How HRMS can improve HR benchmarking
Benchmarking has long been a best practice route to better business performance, comparing the organization with competitors’ performance measures in order to develop stretching but relevant targets to aim for. After all, you’re competing - you need to understand what and who you’re competing against. Benchmarking also fits well with more modern tools, such as Six Sigma and its define, measure, analyze, improve and control methodology.
Put simply, benchmarking can be fundamental to continuously improving performance, but in order to conduct a successful benchmarking exercise you need data. Unsurprisingly, your HRMS is a significant contributor…
Your HRMS data can support…
There are two different kinds of benchmarking that can be driven using data from your HRMS.

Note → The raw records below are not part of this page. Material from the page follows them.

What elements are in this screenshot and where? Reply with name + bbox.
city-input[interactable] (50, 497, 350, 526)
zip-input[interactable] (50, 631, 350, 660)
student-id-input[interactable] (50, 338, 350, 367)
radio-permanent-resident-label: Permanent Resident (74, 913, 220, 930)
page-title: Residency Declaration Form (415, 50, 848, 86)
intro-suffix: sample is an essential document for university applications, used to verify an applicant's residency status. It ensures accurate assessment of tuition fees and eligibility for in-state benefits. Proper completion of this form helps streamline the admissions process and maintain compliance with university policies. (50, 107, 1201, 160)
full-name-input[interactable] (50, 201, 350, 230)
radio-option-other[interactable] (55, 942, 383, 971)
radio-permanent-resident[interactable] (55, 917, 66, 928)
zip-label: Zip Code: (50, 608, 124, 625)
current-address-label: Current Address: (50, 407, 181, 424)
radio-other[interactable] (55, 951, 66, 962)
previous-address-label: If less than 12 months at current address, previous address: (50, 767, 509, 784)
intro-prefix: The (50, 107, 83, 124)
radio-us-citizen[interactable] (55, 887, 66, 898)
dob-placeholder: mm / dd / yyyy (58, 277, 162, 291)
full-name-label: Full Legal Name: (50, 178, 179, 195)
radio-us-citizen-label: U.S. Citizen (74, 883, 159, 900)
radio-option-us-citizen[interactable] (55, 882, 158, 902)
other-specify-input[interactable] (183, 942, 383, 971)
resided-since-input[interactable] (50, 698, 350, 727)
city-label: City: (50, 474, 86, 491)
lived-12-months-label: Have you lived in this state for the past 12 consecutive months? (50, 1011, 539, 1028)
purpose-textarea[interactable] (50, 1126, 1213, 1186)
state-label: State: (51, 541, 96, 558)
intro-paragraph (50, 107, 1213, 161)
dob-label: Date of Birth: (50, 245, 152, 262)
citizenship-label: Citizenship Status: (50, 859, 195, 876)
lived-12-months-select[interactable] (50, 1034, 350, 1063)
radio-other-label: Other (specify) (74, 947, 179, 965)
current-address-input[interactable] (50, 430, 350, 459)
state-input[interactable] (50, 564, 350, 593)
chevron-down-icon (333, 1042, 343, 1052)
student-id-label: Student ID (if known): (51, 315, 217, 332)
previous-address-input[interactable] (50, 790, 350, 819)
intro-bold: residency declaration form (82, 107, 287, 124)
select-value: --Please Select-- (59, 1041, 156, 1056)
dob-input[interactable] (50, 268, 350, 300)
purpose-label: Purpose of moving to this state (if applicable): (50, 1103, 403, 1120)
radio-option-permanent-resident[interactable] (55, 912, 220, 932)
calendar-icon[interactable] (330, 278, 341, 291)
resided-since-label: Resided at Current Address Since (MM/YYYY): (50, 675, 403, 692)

Performance benchmarking – comparing your people metrics with other, similar organizations is a way of identifying performance gaps, keeping pace (or overtaking) the market, and boosting performance. However, that depends on not only the rigor of the exercise but also what you do with the results. Often performance benchmarking is used to identify the company’s position ‘in the league’ and, if the result is good enough, the idea of using the data to drive change can be forgotten or ‘de-prioritized’.
Best practice benchmarking – if performance benchmarking is about ‘what’, then this is about digging down into the ‘why’ (why is our performance below our benchmarked peers?) and ‘how’ (and how can we improve?). By focusing on specific people processes and comparing your own to those of an acknowledged sector leader, you can fully understand your performance and what needs to happen to improve it.

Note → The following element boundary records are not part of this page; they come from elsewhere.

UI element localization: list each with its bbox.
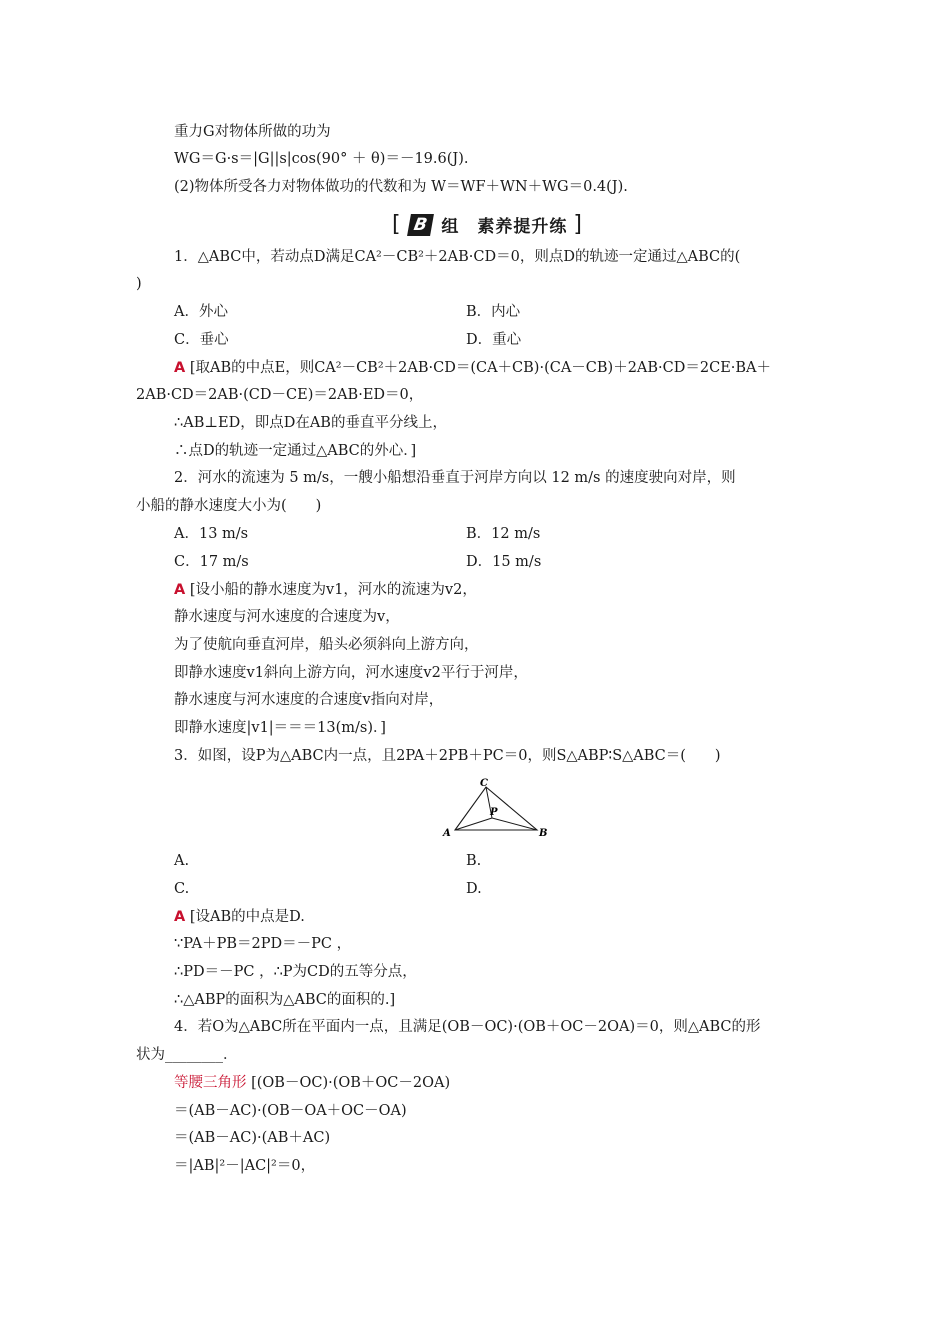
intro-line-1: 重力G对物体所做的功为 [174, 124, 331, 140]
q3-answer: A [174, 909, 186, 925]
q2-option-a: A．13 m/s [174, 526, 249, 542]
q3-stem: 3．如图，设P为△ABC内一点，且2PA＋2PB＋PC＝0，则S△ABP∶S△ABC＝( ) [174, 748, 721, 764]
q4-solution-line-3: ＝(AB－AC)·(AB＋AC) [174, 1130, 331, 1146]
q4-solution-line-2: ＝(AB－AC)·(OB－OA＋OC－OA) [174, 1103, 407, 1119]
intro-line-3: (2)物体所受各力对物体做功的代数和为 W＝WF＋WN＋WG＝0.4(J). [174, 179, 628, 195]
intro-line-2: WG＝G·s＝|G||s|cos(90° ＋ θ)＝－19.6(J). [174, 151, 469, 167]
q2-solution-line-2: 静水速度与河水速度的合速度为v， [174, 609, 400, 625]
q1-option-a: A．外心 [174, 304, 228, 320]
group-badge: B [407, 214, 434, 236]
q3-solution-text-1: [设AB的中点是D. [189, 909, 305, 925]
bracket-left: [ [392, 212, 401, 237]
bracket-right: ] [573, 212, 582, 237]
q3-option-d: D. [466, 881, 482, 897]
q2-option-d: D．15 m/s [466, 554, 542, 570]
q2-solution-line-6: 即静水速度|v1|＝＝＝13(m/s)．] [174, 720, 386, 736]
q4-answer: 等腰三角形 [174, 1075, 247, 1091]
q2-stem-line-2: 小船的静水速度大小为( ) [136, 498, 322, 514]
q3-option-a: A. [174, 853, 190, 869]
q1-stem-line-1: 1．△ABC中，若动点D满足CA²－CB²＋2AB·CD＝0，则点D的轨迹一定通过△ABC的( [174, 249, 741, 265]
q1-solution-text-1: [取AB的中点E，则CA²－CB²＋2AB·CD＝(CA＋CB)·(CA－CB)＋2AB·CD＝2CE·BA＋ [189, 360, 772, 376]
q3-solution-line-4: ∴△ABP的面积为△ABC的面积的.] [174, 992, 396, 1008]
q3-option-b: B. [466, 853, 482, 869]
triangle-figure [440, 775, 550, 840]
q2-option-c: C．17 m/s [174, 554, 249, 570]
q4-solution-line-1 [174, 1073, 450, 1093]
q2-solution-line-3: 为了使航向垂直河岸，船头必须斜向上游方向， [174, 637, 479, 653]
q2-solution-line-4: 即静水速度v1斜向上游方向，河水速度v2平行于河岸， [174, 665, 528, 681]
q2-answer: A [174, 582, 186, 598]
q1-option-b: B．内心 [466, 304, 521, 320]
q2-option-b: B．12 m/s [466, 526, 541, 542]
q1-solution-line-4: ∴点D的轨迹一定通过△ABC的外心．] [174, 443, 417, 459]
q1-solution-line-1 [174, 358, 771, 378]
q4-solution-text-1: [(OB－OC)·(OB＋OC－2OA) [251, 1075, 451, 1091]
q3-solution-line-3: ∴PD＝－PC ，∴P为CD的五等分点， [174, 964, 417, 980]
q2-solution-line-5: 静水速度与河水速度的合速度v指向对岸， [174, 692, 444, 708]
label-a: A [443, 828, 451, 839]
q1-answer: A [174, 360, 186, 376]
q1-solution-line-3: ∴AB⊥ED，即点D在AB的垂直平分线上， [174, 415, 447, 431]
label-c: C [480, 778, 488, 789]
q3-solution-line-2: ∵PA＋PB＝2PD＝－PC ， [174, 936, 352, 952]
q1-option-d: D．重心 [466, 332, 522, 348]
q1-stem-line-2: ) [136, 276, 142, 292]
segment-ap [455, 818, 492, 830]
q1-solution-line-2: 2AB·CD＝2AB·(CD－CE)＝2AB·ED＝0， [136, 387, 424, 403]
q3-solution-line-1 [174, 907, 305, 927]
q1-option-c: C．垂心 [174, 332, 229, 348]
label-b: B [539, 828, 548, 839]
q2-solution-text-1: [设小船的静水速度为v1，河水的流速为v2， [189, 582, 477, 598]
label-p: P [490, 807, 498, 818]
q2-solution-line-1 [174, 580, 477, 600]
q4-stem-line-2: 状为________． [136, 1047, 238, 1063]
section-header [392, 212, 582, 242]
q4-stem-line-1: 4．若O为△ABC所在平面内一点，且满足(OB－OC)·(OB＋OC－2OA)＝0，则△ABC的形 [174, 1019, 761, 1035]
q2-stem-line-1: 2．河水的流速为 5 m/s，一艘小船想沿垂直于河岸方向以 12 m/s 的速度驶向对岸，则 [174, 470, 736, 486]
section-title: 组 素养提升练 [441, 217, 568, 237]
q4-solution-line-4: ＝|AB|²－|AC|²＝0， [174, 1158, 316, 1174]
q3-option-c: C. [174, 881, 190, 897]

Let's look at three specific examples of using HRMS for benchmarking.
1. Compensation and reward
If you want to attract the best talent, you need to offer a competitive reward and benefits package. Drawing on external sources such as salary.com and Mercer, you can develop a comprehensive picture of salaries and compensation in your industry. This information should be easily compared to the data kept in your HRMS and/or payroll databases to establish your chances of recruiting the best people for the job.
2. Turnover and retention
Similarly, this same data serves to examine turnover and answer the question: in terms of keeping the talent you have, how do you stack up? NB: if your turnover rate is lower than average, don’t pop open the bubbly just yet. First, check that it isn’t just that low performers in your workforce are going unnoticed and unchallenged.
3. Your employer brand
It’s common practice to test and measure your employee engagement, often via staff opinion surveys or some other views-gathering exercise. And it’s also common (and wise) to add your people metrics and other HRMS performance indicators into the mix, to explore how engagement and motivation are (or are not) driving business results. Now benchmark that data in comparison to your competitors and wider industry sector. Now you’re starting to see how your organization might be perceived both internally and externally.